Page 1 of 1

netwatch is not working on 2.9.17

Posted: Sat Mar 11, 2006 1:17 pm
by gottin
I have hoped so much that version 2.9.17 will be a stable one, however it looks that it's not. Last night I experienced lots of problems after upgrading core routers to 2.9.17. For example after trying to setup OSPF one of the routers get loaded up to 100% (3.3 Ghz Intel). There were problems and wtih RIP - all rip routes were with metric of 16. There was no such a problem with version 2.8.26/2.8.28. Well I'm not 100% certain about my OSPF config and RIP is working now (after some reboots) :(. I think there are still problems with these routing protocols.

Moreover netwatch is not working for sure. There are hosts that are up and pingable , however their status is down. If I disable/enable a host it is correctly reported the first time. After elapsing the configured interval - the host is again repored as down (It is really up). This problem is not regarding only one host.

Is there someone who does not have any problems with 2.9.17?

Posted: Sun Mar 12, 2006 2:33 am
by meister
I upgraded our spare from 2.8.28 to 2.9.17. Everything seems to be working. I have tested netwatch for sure. Can you ping the netwatch host manually from the box?

On another box OSPF is running trouble free at 2.9.17 whereas 2.9.11 was giving a little grief.

Posted: Sun Mar 12, 2006 4:03 pm
by gottin
Yes, I can ping manualy the netwatch host.

I'll read again the documentation about OSPF more carefully than before and I'll try to set it up again. I suspicious thing about my current ospf config is that I have two networks on the interfaces that are sending ospf messages to each other. I have and on my eth interface, for example, and I'm adding and networks in the ospf config. Is it possible to be a misconfiguration?

Posted: Sun Mar 12, 2006 5:22 pm
by mag
netwatch is working for me. (only 4 mt-boxes with 2.9.17 so far )

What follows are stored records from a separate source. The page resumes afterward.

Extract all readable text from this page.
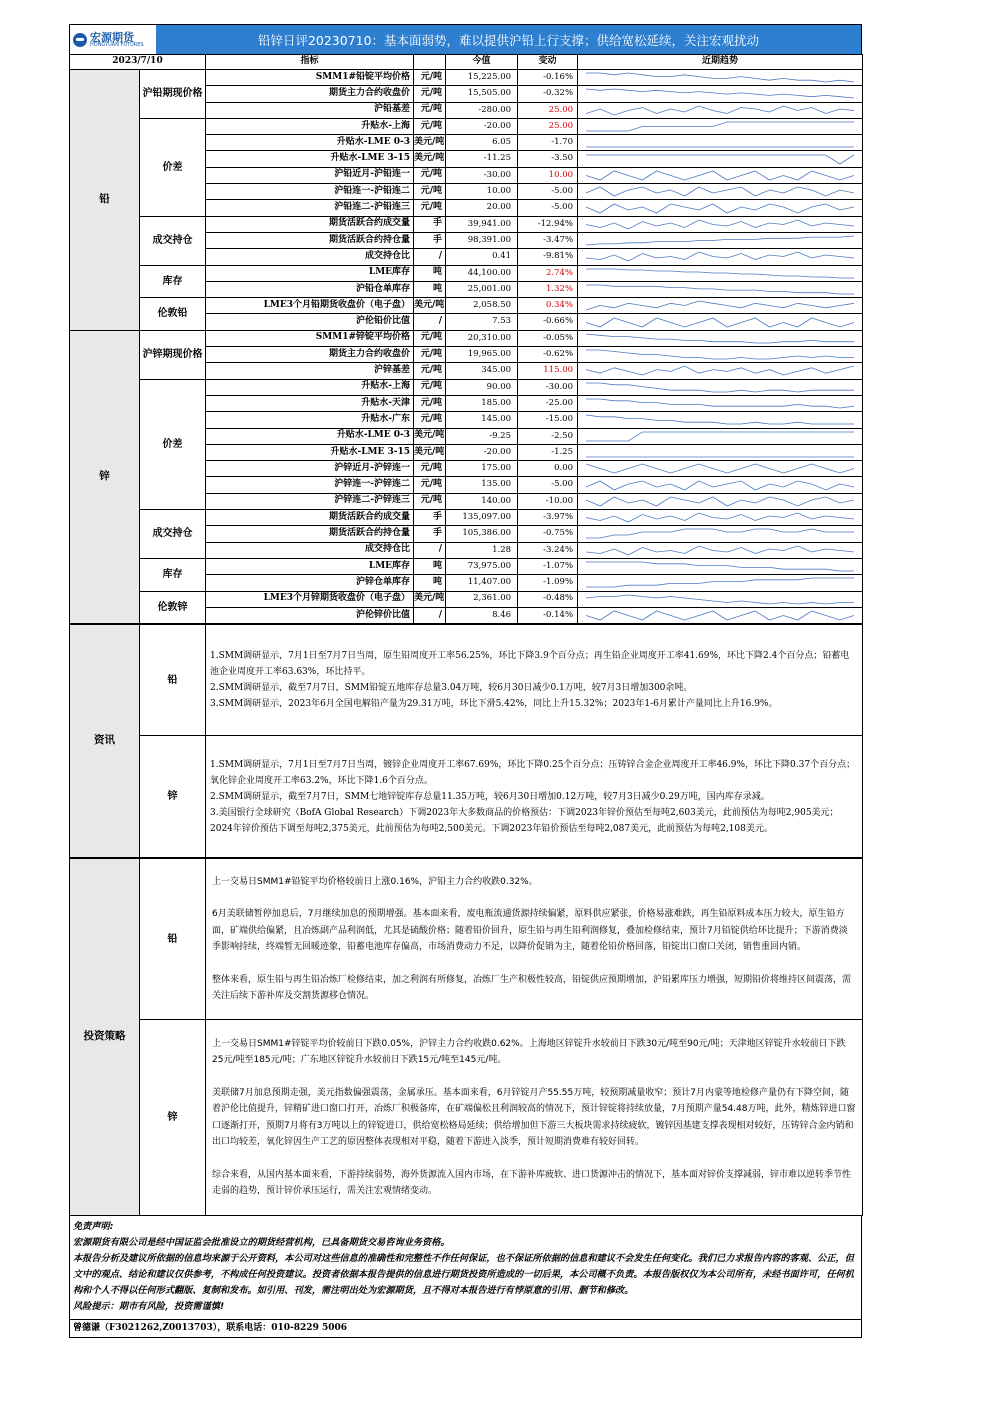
宏源期货
HONGYUAN FUTURES	铅锌日评20230710：基本面弱势，难以提供沪铅上行支撑；供给宽松延续，关注宏观扰动
2023/7/10		指标		今值	变动	近期趋势
铅	沪铅期现价格	SMM1#铅锭平均价格	元/吨	15,225.00	-0.16%	

		期货主力合约收盘价	元/吨	15,505.00	-0.32%	

		沪铅基差	元/吨	-280.00	25.00	

	价差	升贴水-上海	元/吨	-20.00	25.00	

		升贴水-LME 0-3	美元/吨	6.05	-1.70	

		升贴水-LME 3-15	美元/吨	-11.25	-3.50	

		沪铅近月-沪铅连一	元/吨	-30.00	10.00	

		沪铅连一-沪铅连二	元/吨	10.00	-5.00	

		沪铅连二-沪铅连三	元/吨	20.00	-5.00	

	成交持仓	期货活跃合约成交量	手	39,941.00	-12.94%	

		期货活跃合约持仓量	手	98,391.00	-3.47%	

		成交持仓比	/	0.41	-9.81%	

	库存	LME库存	吨	44,100.00	2.74%	

		沪铅仓单库存	吨	25,001.00	1.32%	

	伦敦铅	LME3个月铅期货收盘价（电子盘）	美元/吨	2,058.50	0.34%	

		沪伦铅价比值	/	7.53	-0.66%	

锌	沪锌期现价格	SMM1#锌锭平均价格	元/吨	20,310.00	-0.05%	

		期货主力合约收盘价	元/吨	19,965.00	-0.62%	

		沪锌基差	元/吨	345.00	115.00	

	价差	升贴水-上海	元/吨	90.00	-30.00	

		升贴水-天津	元/吨	185.00	-25.00	

		升贴水-广东	元/吨	145.00	-15.00	

		升贴水-LME 0-3	美元/吨	-9.25	-2.50	

		升贴水-LME 3-15	美元/吨	-20.00	-1.25	

		沪锌近月-沪锌连一	元/吨	175.00	0.00	

		沪锌连一-沪锌连二	元/吨	135.00	-5.00	

		沪锌连二-沪锌连三	元/吨	140.00	-10.00	

	成交持仓	期货活跃合约成交量	手	135,097.00	-3.97%	

		期货活跃合约持仓量	手	105,386.00	-0.75%	

		成交持仓比	/	1.28	-3.24%	

	库存	LME库存	吨	73,975.00	-1.07%	

		沪锌仓单库存	吨	11,407.00	-1.09%	

	伦敦锌	LME3个月锌期货收盘价（电子盘）	美元/吨	2,361.00	-0.48%	

		沪伦锌价比值	/	8.46	-0.14%	
资讯	铅	1.SMM调研显示，7月1日至7月7日当周，原生铅周度开工率56.25%，环比下降3.9个百分点；再生铅企业周度开工率41.69%，环比下降2.4个百分点；铅蓄电池企业周度开工率63.63%，环比持平。
2.SMM调研显示，截至7月7日，SMM铅锭五地库存总量3.04万吨，较6月30日减少0.1万吨，较7月3日增加300余吨。
3.SMM调研显示，2023年6月全国电解铅产量为29.31万吨，环比下滑5.42%，同比上升15.32%；2023年1-6月累计产量同比上升16.9%。

	锌	1.SMM调研显示，7月1日至7月7日当周，镀锌企业周度开工率67.69%，环比下降0.25个百分点；压铸锌合金企业周度开工率46.9%，环比下降0.37个百分点；氧化锌企业周度开工率63.2%，环比下降1.6个百分点。
2.SMM调研显示，截至7月7日，SMM七地锌锭库存总量11.35万吨，较6月30日增加0.12万吨，较7月3日减少0.29万吨，国内库存录减。
3.美国银行全球研究（BofA Global Research）下调2023年大多数商品的价格预估：下调2023年锌价预估至每吨2,603美元，此前预估为每吨2,905美元；2024年锌价预估下调至每吨2,375美元，此前预估为每吨2,500美元。下调2023年铅价预估至每吨2,087美元，此前预估为每吨2,108美元。
投资策略	铅	上一交易日SMM1#铅锭平均价格较前日上涨0.16%，沪铅主力合约收跌0.32%。

6月美联储暂停加息后，7月继续加息的预期增强。基本面来看，废电瓶流通货源持续偏紧，原料供应紧张，价格易涨难跌，再生铅原料成本压力较大，原生铅方面，矿端供给偏紧，且冶炼副产品利润低，尤其是硫酸价格；随着铅价回升，原生铅与再生铅利润修复，叠加检修结束，预计7月铅锭供给环比提升；下游消费淡季影响持续，终端暂无回暖迹象，铅蓄电池库存偏高，市场消费动力不足，以降价促销为主，随着伦铅价格回落，铅锭出口窗口关闭，销售重回内销。

整体来看，原生铅与再生铅冶炼厂检修结束，加之利润有所修复，冶炼厂生产积极性较高，铅锭供应预期增加，沪铅累库压力增强，短期铅价将维持区间震荡，需关注后续下游补库及交割货源移仓情况。

	锌	上一交易日SMM1#锌锭平均价较前日下跌0.05%，沪锌主力合约收跌0.62%。上海地区锌锭升水较前日下跌30元/吨至90元/吨；天津地区锌锭升水较前日下跌25元/吨至185元/吨；广东地区锌锭升水较前日下跌15元/吨至145元/吨。

美联储7月加息预期走强，美元指数偏强震荡，金属承压。基本面来看，6月锌锭月产55.55万吨，较预期减量收窄；预计7月内蒙等地检修产量仍有下降空间，随着沪伦比值提升，锌精矿进口窗口打开，冶炼厂积极备库，在矿端偏松且利润较高的情况下，预计锌锭将持续放量，7月预期产量54.48万吨，此外，精炼锌进口窗口逐渐打开，预期7月将有3万吨以上的锌锭进口，供给宽松格局延续；供给增加但下游三大板块需求持续疲软，镀锌因基建支撑表现相对较好，压铸锌合金内销和出口均较差，氧化锌因生产工艺的原因整体表现相对平稳，随着下游进入淡季，预计短期消费难有较好回转。

综合来看，从国内基本面来看，下游持续弱势，海外货源流入国内市场，在下游补库疲软、进口货源冲击的情况下，基本面对锌价支撑减弱，锌市难以逆转季节性走弱的趋势，预计锌价承压运行，需关注宏观情绪变动。

免责声明:
宏源期货有限公司是经中国证监会批准设立的期货经营机构，已具备期货交易咨询业务资格。
本报告分析及建议所依据的信息均来源于公开资料，本公司对这些信息的准确性和完整性不作任何保证，也不保证所依据的信息和建议不会发生任何变化。我们已力求报告内容的客观、公正，但文中的观点、结论和建议仅供参考，不构成任何投资建议。投资者依据本报告提供的信息进行期货投资所造成的一切后果，本公司概不负责。本报告版权仅为本公司所有，未经书面许可，任何机构和个人不得以任何形式翻版、复制和发布。如引用、刊发，需注明出处为宏源期货，且不得对本报告进行有悖原意的引用、删节和修改。
风险提示：期市有风险，投资需谨慎!
曾德谦（F3021262,Z0013703），联系电话：010-8229 5006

Posted: Sun Mar 12, 2006 8:50 pm
by gottin
Netwatch is not working for me for sure. What interval and timeout are you using? I've tested with:
timeout / interval
2s 30s
2s 1m
1s 30s
1s 1m

I have almost 100 monitored hosts.

Posted: Sun Mar 12, 2006 9:16 pm
by mag
one example:
/ tool netwatch 
add host=x.y.8.158 timeout=1s interval=1m up-script="" down-script="" comment="rt-wil-hs041" disabled=no 
add host=x.y.8.160 timeout=1s interval=1m up-script="" down-script="" comment="rt-wdn-hm014" disabled=no 
add host= timeout=1s interval=5m up-script="" down-script="" comment="VPN Weidenau" disabled=no 
add host= timeout=1s interval=5m up-script="" down-script="" comment="VPN Wilnsdorf" disabled=no 
but with 100 devices i would go for some real network-management. i use netwatch only for a few devices and mostly without scripts.

Posted: Mon Mar 13, 2006 9:47 am
by macgaiver
Netwatch is working for me too.

Did you upgradet from 2.8.xx???? Maybe try to recreate the setup manualy from the the beggining on 2.9!!!

Posted: Mon Mar 13, 2006 10:09 am
by gottin
I upgraded from 2.9.12 in which everithing was working.

Now I will test if it will be working with less than 60 monitored hosts. There are about 90 hosts with interval 2m20s and timeout 1s - it is still not working properly. There are hosts that are marked with down and in the same time they are fully pingable.

Posted: Tue Mar 14, 2006 3:03 am
by gottin
I tried on a second box with 2.9.17 installed and the same netwatch rules installed - the same problems occured.

Posted: Tue Mar 14, 2006 8:20 am
by macgaiver
So how many hosts it can handle now?

Posted: Tue Mar 14, 2006 11:06 am
by gottin
Well it looks it's not problem conserning the number of hosts, because with 50 hosts the situation was same :(.

Posted: Tue Mar 14, 2006 12:16 pm
by sergis
I have 50 monitoring hosts and similar problems with netwatch,they going up and down and if there is configured sms notification this is nightmare, but all hosts in this time are up and running with no problems..

Posted: Tue Mar 14, 2006 5:41 pm
by vklimovs
Yes, same problem here. Could easily ping from linux box desired host, but netwatch shows it as down. I though is was a router pretty high load issue, but after your posts it seems that it is not. I wrote a little script as a workaround for that.
:local time
:local mailsent
:set time [/system clock get time]
:set mailsent false
:while ([/ping HOST IP ADDRESS count=1] = 0) do={
  :if ( !( $mailsent ) ) do={    
    :if ( [/system clock get time] - $time >= 1m ) do={
      /tool e-mail send to="MY_EMAIL" subject="host is down"
      :set mailsent true
  :delay 10s
:if ($mailsent) do={  
  /tool e-mail send to="MY_EMAIL" subject="host is up"

E-mail and sms sending is what personally I need from netwatch, but you may substitute actions with any other. The thing is that script sends an e-mail only if host is down for a certain amount of time, 1 minute here, but checks the host status every 10 sec. So long outage (1 min) never happens due to netwatch.